Una madrugada de aquellos días intensos sentí que me había llegado la hora con la granizada de vidrios de un ladrillo lanzado desde la calle contra la ventana de mi dormitorio. Era Alejandro Obregón, que había perdido las llaves del suyo y no encontró amigos despiertos ni lugar en ningún hotel. Cansado de buscar dónde dormir, y de tocar el timbre averiado, resolvió su noche con un ladrillo de la construcción vecina. Apenas si me saludó para no acabar de despertarme cuando le abrí la puerta, y se tiró bocarriba a dormir en el suelo físico hasta el mediodía.

La rebatiña para comprar el periódico en la puerta de El Espectador antes de que saliera a la calle era cada vez mayor. Los empleados del centro comercial se demoraban para comprarlo y leer el capítulo en el autobús.

Pienso que el interés de los lectores empezó por motivos humanitarios, siguió por razones literarias y al final por consideraciones políticas, pero sostenido siempre por la tensión interna del relato. Velasco me contó episodios que sospeché inventados por él, y encontró significados simbólicos o sentimentales, como el de la primera gaviota que no se quería ir. El de los aviones, contado por él, era de una belleza cinematográfica. Un amigo navegante me preguntó cómo era que yo conocía tan bien el mar, y le contesté que no había hecho sino copiar al pie de la letra las observaciones de Velasco. A partir de un cierto punto ya no tuve nada que agregar.

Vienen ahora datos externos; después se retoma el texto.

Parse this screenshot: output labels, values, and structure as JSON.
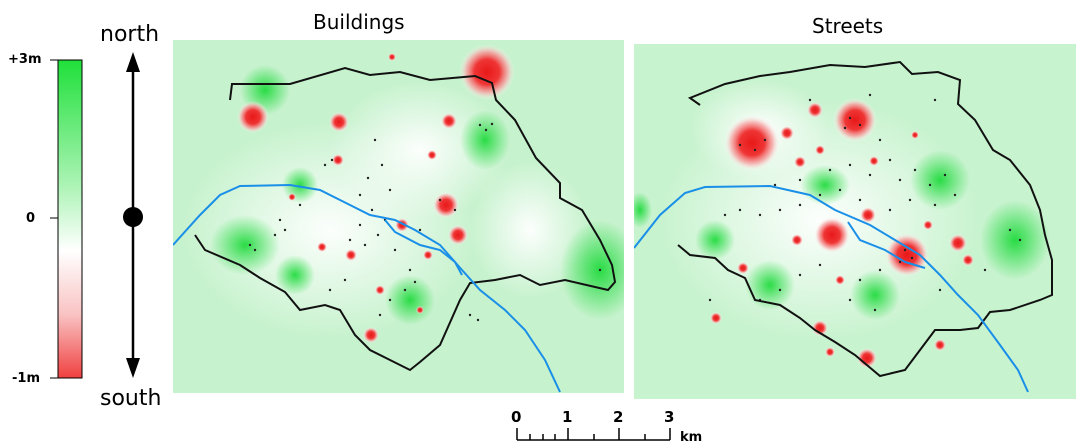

El comando de la marina no estaba del mismo humor. Poco antes del final de la serie dirigió al periódico una carta de protesta por haber juzgado con criterio mediterráneo y en forma poco elegante una tragedia que podía suceder dondequiera que operaran unidades navales. «A pesar del luto y el dolor que embargan a siete respetables hogares colombianos y a todos los hombres de la armada -decía la carta- no se tuvo inconveniente alguno en llegar al folletín de cronistas neófitos en la materia, plagado de palabras y conceptos antitécnicos e ilógicos, puestos en boca del afortunado y meritorio marinero que valerosamente salvó su vida.» Por tal motivo, la armada solicitó la intervención de la Oficina de Información y Prensa de la presidencia de la República a fin de que aprobara -con la ayuda de un oficial naval- las publicaciones que sobre el incidente se hicieran en el futuro. Por fortuna, cuando llegó la carta estábamos en el capítulo penúltimo, y pudimos hacernos los desentendidos hasta la semana siguiente.